Moreno tenía la cara enterrada en sus manos, las lágrimas se escapaban abundantemente, como si quisiera regar toda la arena de la playa con ella. Se sentía tan solo y abatido, la edad cada día le pesaba más, hacía décadas que había vuelto con la esperanza de encontrar a Elizabeth, pero la desazón de no saber nunca más de ella, le melló el corazón. Ese corazón aguerrido que supo amar a su pueblo perdido en la inmensidad del desierto, un corazón henchido por el amor de la gente. Pero necesitaba más, necesitaba el amor de un hijo, lo cual no pudo tener, en las tiendas las mujeres discutían con cual de ellas se quedaría “el león”, pero lo que no sabían de él, era que no necesitaba una mujer, el solo amaba a una mujer y era Elizabeth. En su pecho no había lugar para otro nombre y tampoco lugar en su cama. Y las mujeres lo respetaron y adoraron por ser hombre de una sola mujer, pensaban que era un santo guerrero. Aunque habían pasado años de su despedida, el seguí soñando, aferrándose a la idea que ella siempre estaría esperándolo, pensando que la decisión que tomó era parte del destino que compartían y que compartirían mas allá de todo.
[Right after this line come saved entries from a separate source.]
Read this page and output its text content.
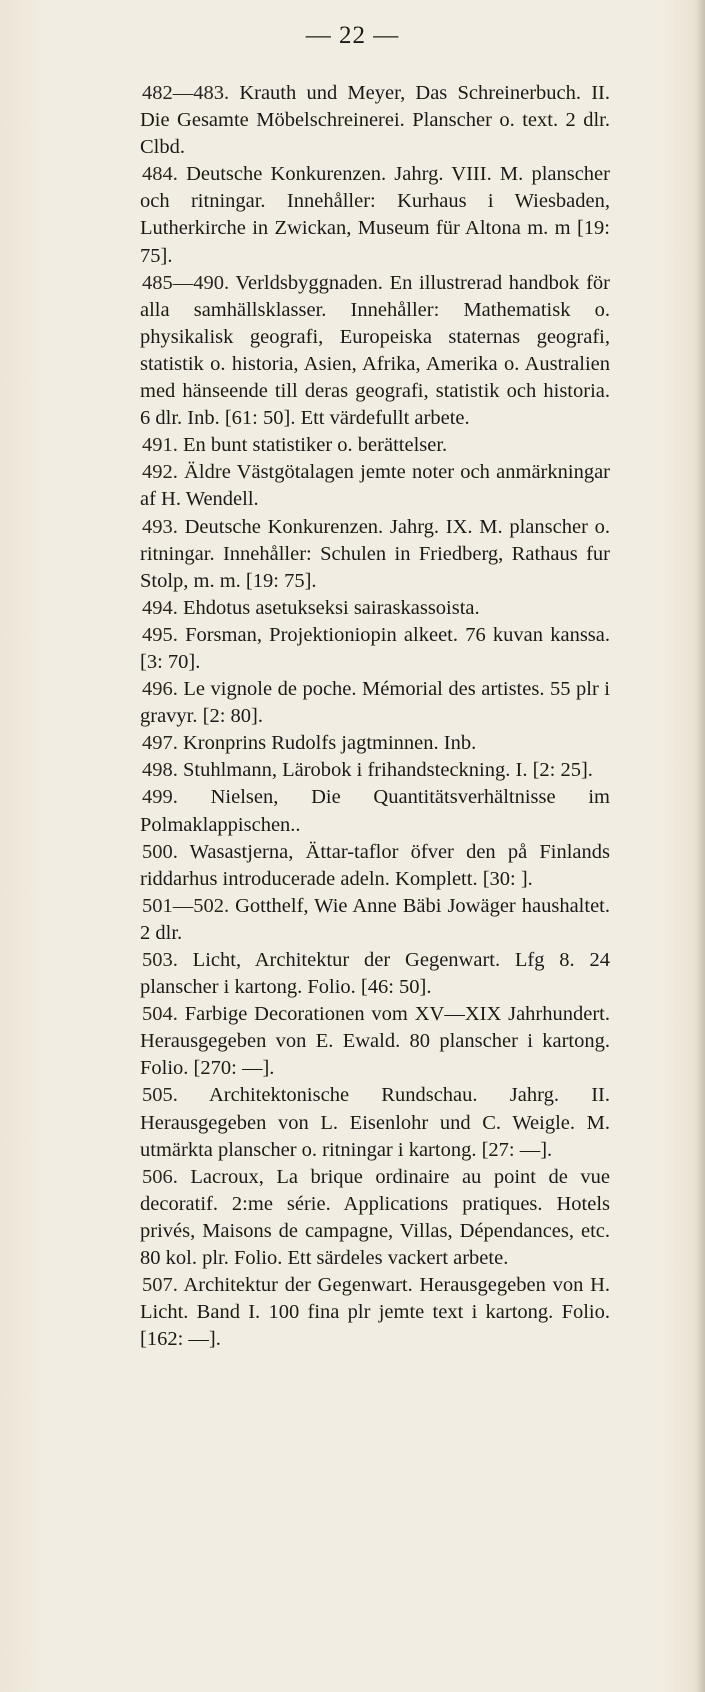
— 22 —

482—483. Krauth und Meyer, Das Schreinerbuch. II. Die Gesamte Möbelschreinerei. Planscher o. text. 2 dlr. Clbd.

484. Deutsche Konkurenzen. Jahrg. VIII. M. planscher och ritningar. Innehåller: Kurhaus i Wiesbaden, Lutherkirche in Zwickan, Museum für Altona m. m [19: 75].

485—490. Verldsbyggnaden. En illustrerad handbok för alla samhällsklasser. Innehåller: Mathematisk o. physikalisk geografi, Europeiska staternas geografi, statistik o. historia, Asien, Afrika, Amerika o. Australien med hänseende till deras geografi, statistik och historia. 6 dlr. Inb. [61: 50]. Ett värdefullt arbete.

491. En bunt statistiker o. berättelser.

492. Äldre Västgötalagen jemte noter och anmärkningar af H. Wendell.

493. Deutsche Konkurenzen. Jahrg. IX. M. planscher o. ritningar. Innehåller: Schulen in Friedberg, Rathaus fur Stolp, m. m. [19: 75].

494. Ehdotus asetukseksi sairaskassoista.

495. Forsman, Projektioniopin alkeet. 76 kuvan kanssa. [3: 70].

496. Le vignole de poche. Mémorial des artistes. 55 plr i gravyr. [2: 80].

497. Kronprins Rudolfs jagtminnen. Inb.

498. Stuhlmann, Lärobok i frihandsteckning. I. [2: 25].

499. Nielsen, Die Quantitätsverhältnisse im Polmaklappischen..

500. Wasastjerna, Ättar-taflor öfver den på Finlands riddarhus introducerade adeln. Komplett. [30: ].

501—502. Gotthelf, Wie Anne Bäbi Jowäger haushaltet. 2 dlr.

503. Licht, Architektur der Gegenwart. Lfg 8. 24 planscher i kartong. Folio. [46: 50].

504. Farbige Decorationen vom XV—XIX Jahrhundert. Herausgegeben von E. Ewald. 80 planscher i kartong. Folio. [270: —].

505. Architektonische Rundschau. Jahrg. II. Herausgegeben von L. Eisenlohr und C. Weigle. M. utmärkta planscher o. ritningar i kartong. [27: —].

506. Lacroux, La brique ordinaire au point de vue decoratif. 2:me série. Applications pratiques. Hotels privés, Maisons de campagne, Villas, Dépendances, etc. 80 kol. plr. Folio. Ett särdeles vackert arbete.

507. Architektur der Gegenwart. Herausgegeben von H. Licht. Band I. 100 fina plr jemte text i kartong. Folio. [162: —].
Las lágrimas no cesaban, su corazón estaba partido en mil pedazos, se culpaba de haber partido hacia la aventura, se debería haber quedado con ella, vivir la vida y tener hijos con ella. Ahora era tan claro, la vejez permitía mirar hacia atrás y evaluar todas las partidas ganadas y todas las derrotas asumidas. Pero todo era desolador, sospechaba hace mucho tiempo que Elizabeth ya no existía más que en sus recuerdos, era algo que sentía en su pecho, una congoja que se quedaba mucho tiempo con él.
Recordó una y otra vez los pocos momentos vividos con ella y pedía perdón en silencio por no haber sido lo que ella quería, por haber buscado otra vida, una vida de aventuras para convertirse en hombre, seguir un sueño creyendo que otros sueños esperarían por él. La cruda realidad en sus setenta años le decía que ya le quedaba poco tiempo en la vida y que esos momentos los viviría amargado y triste, soñando por lo que no fue ni será en vida.
A veces tenía sueños por las noches y cuando dormitaba en el atardecer a la sombra del faro, sueños de un bosque y una mujer envuelta con un vestido blanco que parecía flotar alrededor de ella, la mujer le sonreía y señalaba con su mano hacia el bosque, un sendero marcado por piedras en sus costados. Se oían ladridos a lo lejos a lo cual la mujer le decía que aún no era tiempo de buscarlo, pero que pronto sería el encuentro. Y riéndose desaparecía despidiéndose a lo lejos con el brazo levantado. Se despertaba agitado por el sueño, pero sin miedo, solo intrigado que siempre soñaba lo mismo y se preguntaba quien sería esa mujer que parecía un hada. El saludo de despedida de ella le resultaba conocido, pero estuvo en tantos puertos y vio tantos brazos agitándose despidiendo a los que partían que le parecía normal reconocer el saludo.
El llanto iba menguando, la tarde iba muriendo junto con el corazón del viejo, la pipa apagada hace rato a un costado en la arena sucia de algas. Los ojos derrotados de Moreno miraron el horizonte una vez más, como si esperara que un barco volviera a buscarlo para sacarlo de la soledad, para volverlo a la vida.
Un suspiro, una sacudida enérgica a su pipa para limpiarla de la arena y con lentitud emprende la vuelta a su choza.